Gino Cervi seguiva – ma spesso anticipava, a volte se ne allontanava – quel Giro d’Italia del 2020 per il Touring Club Italiano. Prima con un pezzo quotidiano per il sito dell’associazione nata nel 1894 (due anni prima della “Gazzetta dello Sport” organizzatrice da sempre dell’evento, e sempre possedendo una forte vocazione ciclistica), poi con il libro “Ho fatto un Giro”, sottotitolato “Diario di una corsa fuori stagione” (208 pagine, 14 euro). Prologo più ventuno capitoli come ventuno le tappe della corsa, ciascuno con un distico musicale e canoro, ciascuno con un pezzo fra cronaca e storia, pensieri e ricordi, sensazioni ed emozioni, confronti e incontri, ciascuno con una originale rubrica battezzata “Quello che non” e dedicata proprio a un incontro, però sfiorato e mancato.
Il Giro è sempre stato vissuto come occasione per raccontare l’Italia. I quotidiani nazionali inviavano, insieme con un cronista che sapesse di corse e corridori, uno scrittore (il “Corriere della sera” con Dino Buzzati, per esempio) o addirittura un poeta (l’”Unità” con Alfonso Gatto), per scrivere della vita.
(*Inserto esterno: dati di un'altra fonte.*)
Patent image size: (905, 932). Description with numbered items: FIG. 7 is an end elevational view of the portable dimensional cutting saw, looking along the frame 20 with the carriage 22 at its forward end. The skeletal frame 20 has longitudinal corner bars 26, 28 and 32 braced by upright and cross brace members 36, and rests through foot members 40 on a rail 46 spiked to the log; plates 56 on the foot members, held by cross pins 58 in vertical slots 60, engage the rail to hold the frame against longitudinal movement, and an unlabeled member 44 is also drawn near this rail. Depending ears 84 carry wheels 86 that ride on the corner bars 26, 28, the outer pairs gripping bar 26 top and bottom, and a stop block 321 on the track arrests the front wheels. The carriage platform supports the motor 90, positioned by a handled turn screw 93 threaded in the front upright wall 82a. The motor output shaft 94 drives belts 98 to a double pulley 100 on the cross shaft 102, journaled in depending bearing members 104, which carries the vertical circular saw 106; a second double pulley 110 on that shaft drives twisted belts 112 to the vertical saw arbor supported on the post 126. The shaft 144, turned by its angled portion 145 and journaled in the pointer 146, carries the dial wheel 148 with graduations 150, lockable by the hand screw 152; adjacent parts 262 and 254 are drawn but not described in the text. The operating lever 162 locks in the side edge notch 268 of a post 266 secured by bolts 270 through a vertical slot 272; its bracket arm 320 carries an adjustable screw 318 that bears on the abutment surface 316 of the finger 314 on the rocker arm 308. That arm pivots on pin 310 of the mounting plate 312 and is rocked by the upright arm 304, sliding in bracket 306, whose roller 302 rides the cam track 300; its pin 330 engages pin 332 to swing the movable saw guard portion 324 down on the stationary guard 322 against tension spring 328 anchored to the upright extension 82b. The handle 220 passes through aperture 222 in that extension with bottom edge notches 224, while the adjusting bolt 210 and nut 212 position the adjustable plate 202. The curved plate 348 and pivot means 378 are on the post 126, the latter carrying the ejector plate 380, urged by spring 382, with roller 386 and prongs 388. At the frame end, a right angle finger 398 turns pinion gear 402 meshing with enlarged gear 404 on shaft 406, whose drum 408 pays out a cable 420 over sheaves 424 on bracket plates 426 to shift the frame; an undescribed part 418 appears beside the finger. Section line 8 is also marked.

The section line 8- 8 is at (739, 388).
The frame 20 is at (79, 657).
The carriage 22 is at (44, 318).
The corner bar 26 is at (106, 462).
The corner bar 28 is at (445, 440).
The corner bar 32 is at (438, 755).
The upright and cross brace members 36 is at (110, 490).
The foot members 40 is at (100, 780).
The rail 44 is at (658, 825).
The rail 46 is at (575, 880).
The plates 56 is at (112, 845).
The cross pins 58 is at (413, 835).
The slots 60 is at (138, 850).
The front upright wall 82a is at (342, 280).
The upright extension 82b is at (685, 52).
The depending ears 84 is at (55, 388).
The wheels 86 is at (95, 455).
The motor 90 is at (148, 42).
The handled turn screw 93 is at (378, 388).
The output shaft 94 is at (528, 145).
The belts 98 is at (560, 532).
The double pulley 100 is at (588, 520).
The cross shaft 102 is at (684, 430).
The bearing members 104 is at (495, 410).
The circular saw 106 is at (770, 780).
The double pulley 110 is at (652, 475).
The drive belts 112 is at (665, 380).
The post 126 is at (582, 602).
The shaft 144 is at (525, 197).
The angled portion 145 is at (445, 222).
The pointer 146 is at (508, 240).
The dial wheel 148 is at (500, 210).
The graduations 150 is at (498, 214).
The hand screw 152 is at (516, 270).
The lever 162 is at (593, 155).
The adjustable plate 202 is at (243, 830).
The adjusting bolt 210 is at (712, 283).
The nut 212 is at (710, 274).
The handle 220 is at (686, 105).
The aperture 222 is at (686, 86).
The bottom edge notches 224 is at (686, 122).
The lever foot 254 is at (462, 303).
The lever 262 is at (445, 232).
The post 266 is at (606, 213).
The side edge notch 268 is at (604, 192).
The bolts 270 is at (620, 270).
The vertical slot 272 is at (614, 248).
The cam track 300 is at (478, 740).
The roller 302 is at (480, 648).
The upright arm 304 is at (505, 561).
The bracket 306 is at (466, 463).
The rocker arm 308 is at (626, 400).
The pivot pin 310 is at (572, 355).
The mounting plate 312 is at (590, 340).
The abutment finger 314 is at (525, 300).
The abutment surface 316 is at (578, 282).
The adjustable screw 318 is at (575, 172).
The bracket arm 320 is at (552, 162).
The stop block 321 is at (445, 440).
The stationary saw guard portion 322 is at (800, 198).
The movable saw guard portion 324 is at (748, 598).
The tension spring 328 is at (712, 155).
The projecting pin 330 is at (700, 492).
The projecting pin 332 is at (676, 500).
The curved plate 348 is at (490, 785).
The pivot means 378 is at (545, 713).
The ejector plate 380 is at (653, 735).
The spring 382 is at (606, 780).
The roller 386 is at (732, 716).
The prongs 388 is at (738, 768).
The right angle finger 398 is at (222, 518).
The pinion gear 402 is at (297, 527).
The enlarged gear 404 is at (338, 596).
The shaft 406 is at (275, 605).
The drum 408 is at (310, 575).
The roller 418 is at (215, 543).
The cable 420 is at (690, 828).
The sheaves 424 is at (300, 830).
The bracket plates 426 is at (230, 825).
Così Cervi salta dall’attore, regista e scrittore siciliano Davide Enia al giornalista e fotografo calabrese Alfonso Bombini, ritrova il poeta friulano Pierluigi Cappello cui è intitolata la Biblioteca civica di Tarcento e il poeta romagnolo Raffaello Baldini che compose “La Chéursa”, senza mai dimenticare il territorio da Craco in Lucania (qui è stato girato, tra l’altro, il film “Cristo si è fermato a Eboli”) ad Arquà in Veneto (che divenne Arquà Petrarca per ricordare “il Fausto Coppi della letteratura europea del Trecento”), né tantomeno la corsa e i corridori dal piemontese Filippo Ganna (“Ha acceso il suo motore da regolarista ed è partito”) al vincitore finale l’inglese Tao Geoghegan Hart (“Si piazzerebbe bene nella classifica dei nomi e cognomi lunghi dell’albo d’oro del Giro: con le sue sedici lettere andrebbe sul podio, alle spalle di Costante Girardengo, diciotto, e Giovanni Battaglin, diciassette, a pari merito con Vasco Bergamaschi”), e se l’è goduta solfeggiando fra Jovanotti (“Questo è l’ombelico del mondo, / è qui che nasce l’energia”) e Fabrizio De André (“Quello che non ho è un treno arrugginito / che mi riporti indietro da dove sono partito”).
Come tutti i girini, Cervi scatta e rallenta, sprinta e divaga, zigzaga e sfiora, si rifornisce e si arrampica, tira il fiato e tira diritto. Ha fatto un bel Giro.